The team spends a lot of time running together. What is your favorite thing to talk about on a run?
Now this is a tough question! We literally spend multiple hours each day just running and talking about the most random stuff. Long runs (100-plus minutes) can get the most interesting. Occasionally, people will get on a sensitive topic that they feel really strongly about like politics or religion, but for the most part, we mostly stick to more trivial things that we all can laugh about. Favorite topics probably include: the current state of various Cougar athletic programs, how ungodly cold the current weather is, fantasy football, and things of that nature.
What is your proudest athletic moment at Washington State?
There are so many moments that I have been proud to be a Cougar, but I think I would have to choose two. My sophomore year in cross country, our team qualified for NCAA’s and we finished 21st. That season was special because we really had a close group of guys. Everyone had their teammates back out there on the course and the chemistry on our team was something really special. The second moment was more of an individual moment. This last winter, I won the 5000m at the MPSF Indoor Championships. This is the indoor equivalent of the Pac-12 Conference and was the first major race I have won as an individual. I believe this race really marked a turning point in my career and is something I am really proud of.
During a tough race, what keeps you motivated?
My goals are what keeps me going during the tough parts of races. I go into each race knowing what I want to accomplish over the course of that particular race and over the course of the whole season. If I can keep focused on these goals and force myself through the tough spots of races, I find I usually do alright.
After living in Pullman for a few years, what is your favorite thing about the city?
The size of Pullman is my favorite quality. I love how small and close this community is. The sense of support not just by the university, but the whole city is a really neat feeling that I don’t believe many college athletes get to experience.
What is your favorite sport other than cross country?
Track and field. I love watching track, competing in track, and I love the people. The unique competitiveness that exists at a track meet is something special. The atmosphere and really being able to understand the sport and different events truly makes track a great sport.
If you could travel anywhere in the world, where would it be?
There are so many places I would love to visit. If I had to choose one, I would have to say Scotland. I’m not sure why, but this country has always intrigued me and seemed like an amazing place. I know there are some good track and cross country races over there. Maybe after college I will get the opportunity to combine some of my favorite things and run some races over in Scotland.
What is at the top of your bucket list?
I want to become an NCAA All-American. This has been my biggest goal since coming to WSU and it still remains on top of my list. Last indoor season, I came really close and I believe I could have accomplished this during the outdoor season had an injury not derailed my season. Now that I’m healthy again, this has become my primary goal.

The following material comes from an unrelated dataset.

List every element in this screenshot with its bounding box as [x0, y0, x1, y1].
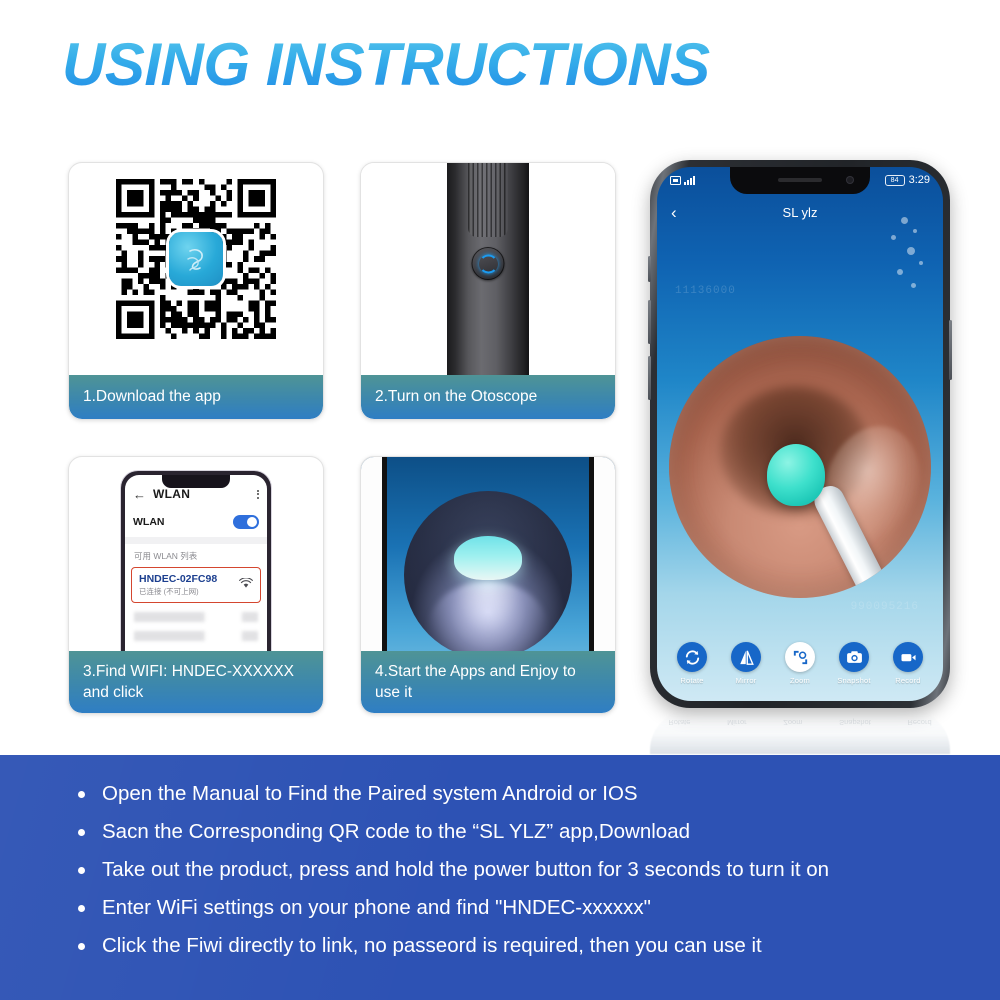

What is the most-played song on your iPod right now?
I’m not entirely sure, but I’m sure it’s something by Macklemore.
If you could hang out with a celebrity or professional athlete for one day, who would it be?
Nick Symmonds, one of the great American middle-distance runners right now. He is very inspirational and proactive in his quest to better our sport and fix some of the negatives. He is an inspiration to me and I would love to meet him some day.
Do you have a favorite class you’re taking this semester?
I am taking a class on racial discrimination in the criminal justice system. It is really interesting to learn about the different forms of discrimination and racism that still exist today. Some of these problems are still occurring in our government and are really interesting and sad to learn about.
What are your career aspirations for after college? Do you have a dream job?
My absolute dream job would be to continue running professionally after college. It’s a very competitive world outside of collegiate distance running, but I am going to do everything I can do to try and get in on it. There is nothing I would rather do than get paid to run and I believe my career here at WSU is helping set a foundation for this goal.